= Gordon–Luecke theorem =

Two tame knots with homeomorphic complements are the same or mirror images

In mathematics, the Gordon–Luecke theorem on knot complements states that if the complements of two tame knots are homeomorphic, then the knots are equivalent. In particular, any homeomorphism between knot complements must take a meridian to a meridian.
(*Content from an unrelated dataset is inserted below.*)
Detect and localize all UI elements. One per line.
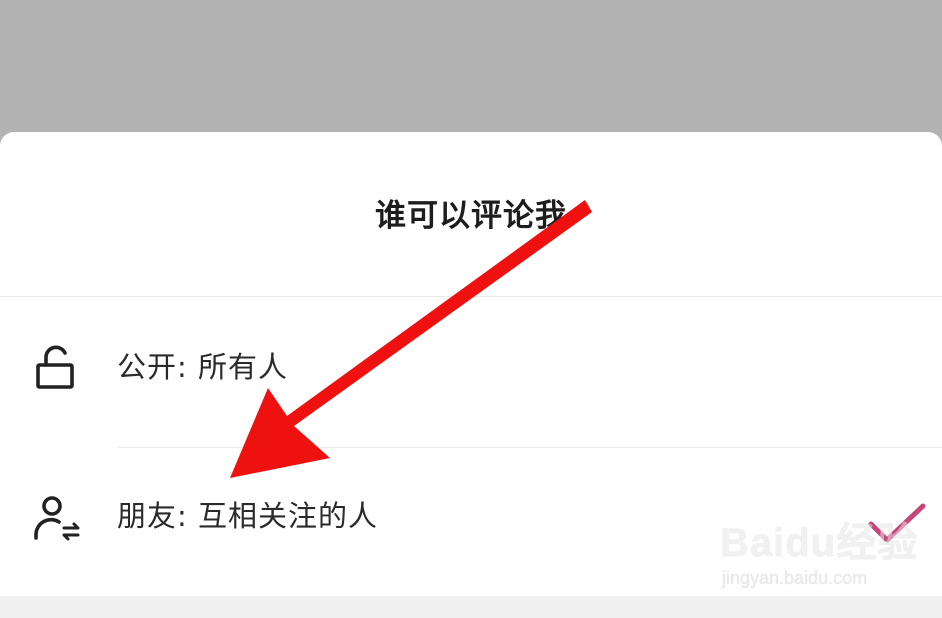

The theorem is usually stated as "knots are determined by their complements"; however this is slightly ambiguous as it considers two knots to be equivalent if there is a self-homeomorphism taking one knot to the other. Thus mirror images are neglected. Often two knots are considered equivalent if they are isotopic. The correct version in this case is that if two knots have complements which are orientation-preserving homeomorphic, then they are isotopic.

These results follow from the following (also called the Gordon–Luecke theorem): no nontrivial Dehn surgery on a nontrivial knot in the 3-sphere can yield the 3-sphere.

The theorem was proved by Cameron Gordon and John Luecke. Essential ingredients of the proof are their joint work with Marc Culler and Peter Shalen on the cyclic surgery theorem, combinatorial techniques in the style of Litherland, thin position, and Scharlemann cycles.

For link complements, it is not in fact true that links are determined by their complements. For example, JHC Whitehead proved that there are infinitely many links whose complements are all homeomorphic to the complement of the Whitehead link. His construction is to twist along a disc spanning an unknotted component (as is the case for either component of the Whitehead link). Another method is to twist along an annulus spanning two components. Gordon proved that for the class of links where these two constructions are not possible there are finitely many links in this class with a given complement.